A single-stream material recovery facility (MRF) operated by Rivers Recycling in Kilgore, Texas, has received a grant that allows it to sort aluminum used beverage cans (UBCs) with an eddy current rather than by hand. The grant was funded by can manufacturers Ardagh Metal Packaging and Crown Holdings. The installation of the eddy current separator will result in the recovery of 4 million more UBCs annually, 50 percent more than the MRF was capturing by hand sorting, according to a news release issued by The Recycling Partnership and the Can Manufacturers Institute (CMI).
The MRF, the fifth to receive funding from a grant program facilitated by CMI, processes roughly 18,000 tons of material per year from the east Texas area. CMI partnered with The Recycling Partnership to evaluate and select the grantees, execute the grant program and provide technical assistance to ensure successful implementation.
The environmental and economic impact of recovering and recycling these UBCs is significant, the CMI and The Recycling Partnership say. Recycling 4 million additional UBCs will generate more than $65,000 in new annual revenue and produce enough energy savings each year to power 1.5 million U.S. homes for one hour. Further, the carbon dioxide equivalent emissions avoided each year will be the same as is generated from charging more than 47 million smartphones.

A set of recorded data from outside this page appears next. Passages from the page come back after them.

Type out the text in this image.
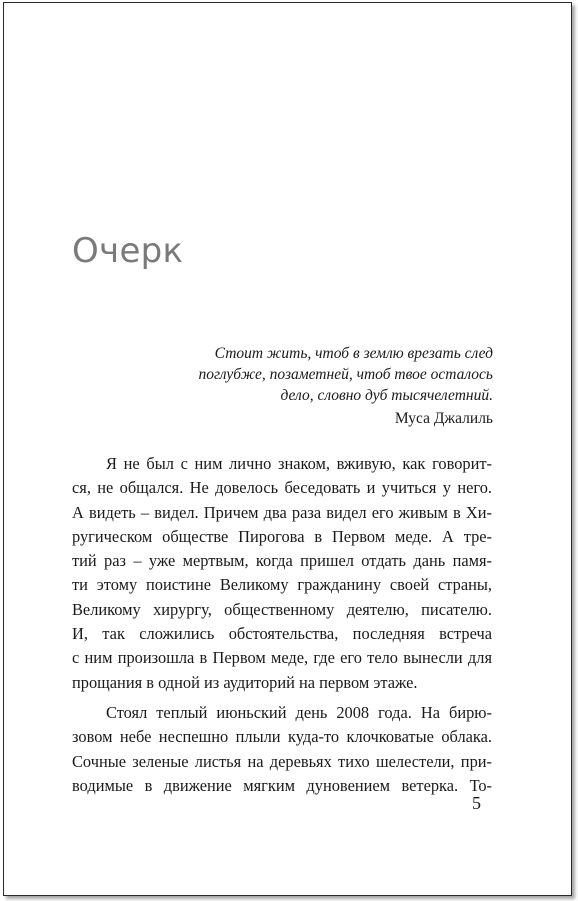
Очерк
Стоит жить, чтоб в землю врезать след
поглубже, позаметней, чтоб твое осталось
дело, словно дуб тысячелетний.
Муса Джалиль
Я не был с ним лично знаком, вживую, как говорит-
ся, не общался. Не довелось беседовать и учиться у него.
А видеть – видел. Причем два раза видел его живым в Хи-
ругическом обществе Пирогова в Первом меде. А тре-
тий раз – уже мертвым, когда пришел отдать дань памя-
ти этому поистине Великому гражданину своей страны,
Великому хирургу, общественному деятелю, писателю.
И, так сложились обстоятельства, последняя встреча
с ним произошла в Первом меде, где его тело вынесли для
прощания в одной из аудиторий на первом этаже.
Стоял теплый июньский день 2008 года. На бирю-
зовом небе неспешно плыли куда-то клочковатые облака.
Сочные зеленые листья на деревьях тихо шелестели, при-
водимые в движение мягким дуновением ветерка. То-
5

The first four grantees in the program were the city of Milwaukee and Waukesha County, Wisconsin; Curbside Management, Asheville, North Carolina; GEL Recycling, Port Orange, Florida; and Independent Texas Recyclers, Houston. Collectively, the equipment installed from the five grants will result in an additional 71 million aluminum cans recycled every year, the CMI and The Recycling Partnership say. The impact of 71 million aluminum beverage cans recycled is more than $1.15 million in revenue for the U.S. recycling system and energy savings that could power more than 28 million U.S. homes for one hour.

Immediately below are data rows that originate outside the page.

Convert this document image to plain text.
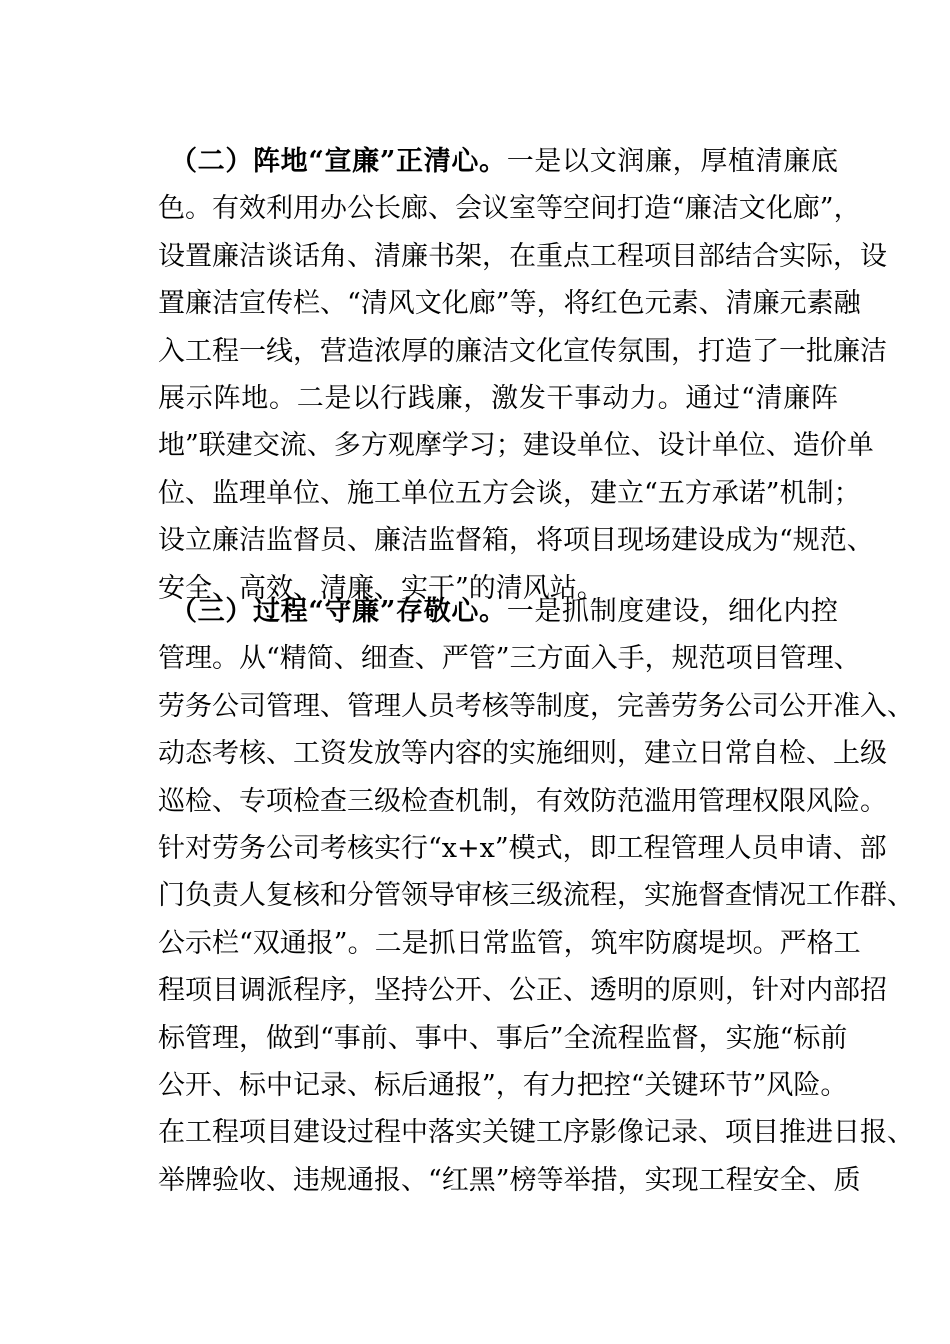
（二）阵地“宣廉”正清心。一是以文润廉，厚植清廉底
色。有效利用办公长廊、会议室等空间打造“廉洁文化廊”，
设置廉洁谈话角、清廉书架，在重点工程项目部结合实际，设
置廉洁宣传栏、“清风文化廊”等，将红色元素、清廉元素融
入工程一线，营造浓厚的廉洁文化宣传氛围，打造了一批廉洁
展示阵地。二是以行践廉，激发干事动力。通过“清廉阵
地”联建交流、多方观摩学习；建设单位、设计单位、造价单
位、监理单位、施工单位五方会谈，建立“五方承诺”机制；
设立廉洁监督员、廉洁监督箱，将项目现场建设成为“规范、
安全、高效、清廉、实干”的清风站。
（三）过程“守廉”存敬心。一是抓制度建设，细化内控
管理。从“精简、细查、严管”三方面入手，规范项目管理、
劳务公司管理、管理人员考核等制度，完善劳务公司公开准入、
动态考核、工资发放等内容的实施细则，建立日常自检、上级
巡检、专项检查三级检查机制，有效防范滥用管理权限风险。
针对劳务公司考核实行“x+x”模式，即工程管理人员申请、部
门负责人复核和分管领导审核三级流程，实施督查情况工作群、
公示栏“双通报”。二是抓日常监管，筑牢防腐堤坝。严格工
程项目调派程序，坚持公开、公正、透明的原则，针对内部招
标管理，做到“事前、事中、事后”全流程监督，实施“标前
公开、标中记录、标后通报”，有力把控“关键环节”风险。
在工程项目建设过程中落实关键工序影像记录、项目推进日报、
举牌验收、违规通报、“红黑”榜等举措，实现工程安全、质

"Aluminum cans enjoy widely recyclable status and industry-leading recycled content rates,” says Keefe Harrison, CEO, The Recycling Partnership, Falls Church, Virginia. “Yet, there is still a lot of valuable material lost in homes and at MRFs. We are happy to partner with CMI, Crown and Ardagh on this grant program, delivering swift and impactful solutions that further increase successful can capture. The Recycling Partnership applauds their investment, and we look forward to continuing to partner with the aluminum can industry to improve the system and support their circularity goals.”
“Can Manufacturers Institute members Ardagh and Crown are funding strong improvements at MRFs that ensure many millions of infinitely recyclable aluminum cans are recycled annually,” says CMI President Robert Budway. “The can industry grants show the financial and environmental benefit of purchasing equipment that captures more UBCs. Importantly, while the can industry will seek to further catalyze installation of additional can capture equipment, government funding and recycling facility investments should also focus on infrastructure that captures more high-value material like cans.”

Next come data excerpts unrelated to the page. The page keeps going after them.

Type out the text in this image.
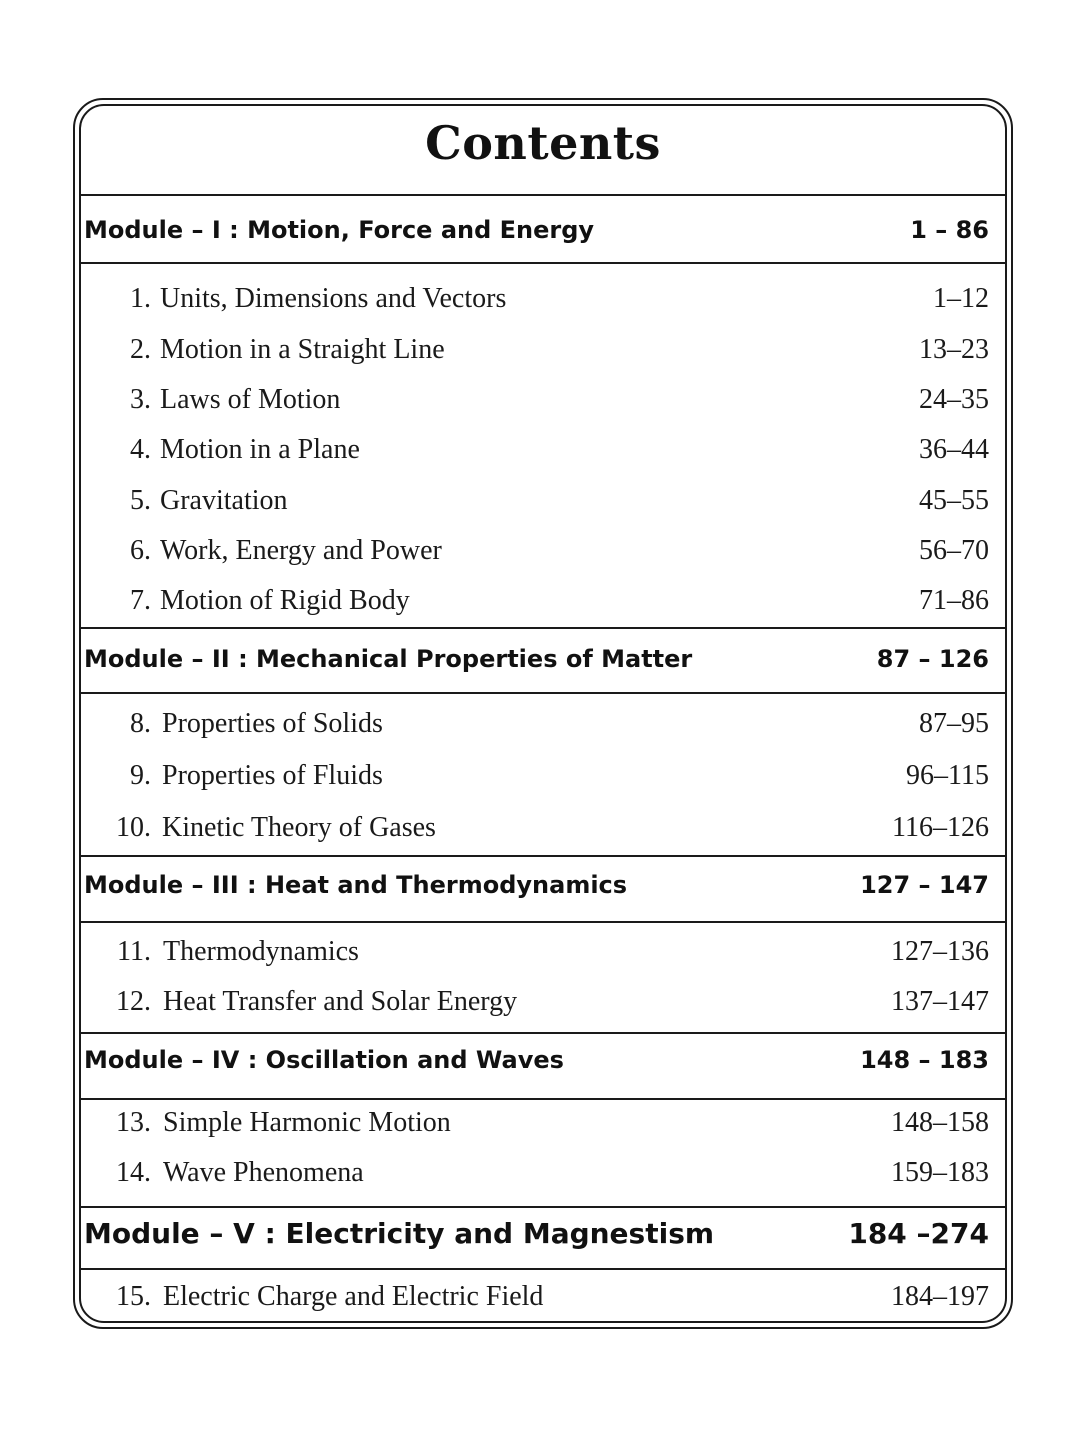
Contents
Module – I : Motion, Force and Energy	1 – 86
1. Units, Dimensions and Vectors	1–12
2. Motion in a Straight Line	13–23
3. Laws of Motion	24–35
4. Motion in a Plane	36–44
5. Gravitation	45–55
6. Work, Energy and Power	56–70
7. Motion of Rigid Body	71–86
Module – II : Mechanical Properties of Matter	87 – 126
8. Properties of Solids	87–95
9. Properties of Fluids	96–115
10. Kinetic Theory of Gases	116–126
Module – III : Heat and Thermodynamics	127 – 147
11. Thermodynamics	127–136
12. Heat Transfer and Solar Energy	137–147
Module – IV : Oscillation and Waves	148 – 183
13. Simple Harmonic Motion	148–158
14. Wave Phenomena	159–183
Module – V : Electricity and Magnestism	184 –274
15. Electric Charge and Electric Field	184–197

Earlier this year, the CMI and its members, which include can sheet producers and beverage can makers, announced ambitious U.S. recycling rate targets that include a 70 percent recycling rate by 2030 and a 90 percent rate by 2050. The UBC recycling rate was 45 percent in 2020.
CMI, which is headquartered in Washington, has set the targets, outlining its approach for attaining them in four action pillars:
- catalyze the passage and implementation of well-designed deposit systems at the state and federal levels;
- increase and improve household and away-from-home recycling;
- ensure that more cans are properly sorted at recycling centers; and
- increase consumer understanding of the importance of aluminum can recycling and the ability to collect and sell used beverage cans for cash.